A warrant was issued for Mr Jeffs’s arrest on charges of aiding child rape instead of polygamy. He went on the run but was recaptured in August. The shocking testimony of a former child bride at a hearing earlier this month convinced a judge to send Mr Jeffs to trial. The hearing is set to begin in April. The stories of Mr Jeffs’s church horrified many other polygamists who regarded his actions as an abuse of God’s law. To them polygamy is a religious duty that they must undertake to reach the highest level of heaven.

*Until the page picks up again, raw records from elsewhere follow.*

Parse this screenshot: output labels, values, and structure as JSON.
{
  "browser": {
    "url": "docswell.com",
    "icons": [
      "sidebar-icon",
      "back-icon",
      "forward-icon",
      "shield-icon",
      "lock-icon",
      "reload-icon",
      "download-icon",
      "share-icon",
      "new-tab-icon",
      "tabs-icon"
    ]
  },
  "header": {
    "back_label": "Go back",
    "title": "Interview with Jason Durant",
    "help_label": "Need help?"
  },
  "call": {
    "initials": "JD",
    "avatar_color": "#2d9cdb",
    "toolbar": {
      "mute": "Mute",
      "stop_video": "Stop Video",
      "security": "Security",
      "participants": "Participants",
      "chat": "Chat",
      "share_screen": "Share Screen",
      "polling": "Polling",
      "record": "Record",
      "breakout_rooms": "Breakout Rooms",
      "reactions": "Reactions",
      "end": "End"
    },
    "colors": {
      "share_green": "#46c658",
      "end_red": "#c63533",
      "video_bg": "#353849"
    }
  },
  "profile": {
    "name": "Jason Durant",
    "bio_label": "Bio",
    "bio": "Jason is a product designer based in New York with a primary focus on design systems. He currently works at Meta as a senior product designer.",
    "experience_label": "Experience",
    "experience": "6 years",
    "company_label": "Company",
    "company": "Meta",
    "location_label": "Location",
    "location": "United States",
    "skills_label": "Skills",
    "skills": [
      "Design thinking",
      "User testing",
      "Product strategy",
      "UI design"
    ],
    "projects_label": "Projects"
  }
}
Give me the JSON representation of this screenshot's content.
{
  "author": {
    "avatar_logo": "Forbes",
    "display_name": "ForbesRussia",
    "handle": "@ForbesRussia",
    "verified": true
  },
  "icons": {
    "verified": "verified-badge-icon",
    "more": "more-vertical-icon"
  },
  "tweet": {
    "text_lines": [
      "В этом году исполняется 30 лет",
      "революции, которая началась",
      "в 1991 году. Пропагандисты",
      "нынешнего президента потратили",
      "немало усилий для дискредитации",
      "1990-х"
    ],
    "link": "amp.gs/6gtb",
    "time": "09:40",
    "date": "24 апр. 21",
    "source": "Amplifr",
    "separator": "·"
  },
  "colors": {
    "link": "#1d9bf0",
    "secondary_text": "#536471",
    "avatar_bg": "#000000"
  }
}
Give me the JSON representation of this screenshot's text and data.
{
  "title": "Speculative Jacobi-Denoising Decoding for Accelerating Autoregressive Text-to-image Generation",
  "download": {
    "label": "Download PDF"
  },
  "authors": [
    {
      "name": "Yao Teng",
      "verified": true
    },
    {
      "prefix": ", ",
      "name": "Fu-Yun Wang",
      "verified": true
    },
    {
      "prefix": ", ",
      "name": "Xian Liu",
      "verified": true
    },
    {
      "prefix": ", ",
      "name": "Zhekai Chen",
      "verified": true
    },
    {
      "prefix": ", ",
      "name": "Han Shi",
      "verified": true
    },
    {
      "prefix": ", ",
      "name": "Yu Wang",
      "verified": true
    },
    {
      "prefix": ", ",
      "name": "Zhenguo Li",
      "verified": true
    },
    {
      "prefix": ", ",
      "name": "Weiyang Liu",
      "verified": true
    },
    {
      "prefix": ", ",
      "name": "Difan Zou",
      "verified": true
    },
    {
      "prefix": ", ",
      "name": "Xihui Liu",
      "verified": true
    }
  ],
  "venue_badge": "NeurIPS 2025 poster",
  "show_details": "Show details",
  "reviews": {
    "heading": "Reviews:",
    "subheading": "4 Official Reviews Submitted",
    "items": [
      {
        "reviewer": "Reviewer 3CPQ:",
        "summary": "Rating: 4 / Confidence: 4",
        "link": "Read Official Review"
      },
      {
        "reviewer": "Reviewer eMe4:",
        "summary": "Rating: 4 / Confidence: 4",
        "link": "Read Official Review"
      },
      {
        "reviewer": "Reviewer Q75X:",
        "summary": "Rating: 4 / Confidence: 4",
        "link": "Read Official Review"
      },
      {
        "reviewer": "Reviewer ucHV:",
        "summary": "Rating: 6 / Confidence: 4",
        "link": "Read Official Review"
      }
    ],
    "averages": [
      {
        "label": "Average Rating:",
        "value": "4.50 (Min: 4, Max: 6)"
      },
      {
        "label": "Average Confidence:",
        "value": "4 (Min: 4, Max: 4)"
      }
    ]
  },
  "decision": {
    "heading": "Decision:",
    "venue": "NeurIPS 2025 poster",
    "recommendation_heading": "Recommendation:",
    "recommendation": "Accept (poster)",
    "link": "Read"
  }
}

Anne Wilde, the widow of a high-profile polygamist, decided it was time to save the reputation of the community as a whole. She began collecting the oral histories of plural wives to publish in a book and created a website for her organisation, Principle Voices. She launched a pro-polygamy magazine, Mormon Focus, and recruited Vicky to pose with her two sisterwives and their babies for the inaugural cover, taking lessons from same-sex marriage advocates to argue their right to an “alternative lifestyle”.
“It was also easier for me because I was no longer a plural wife,” Ms Wilde explains. “For those others, it was a brave thing to do.”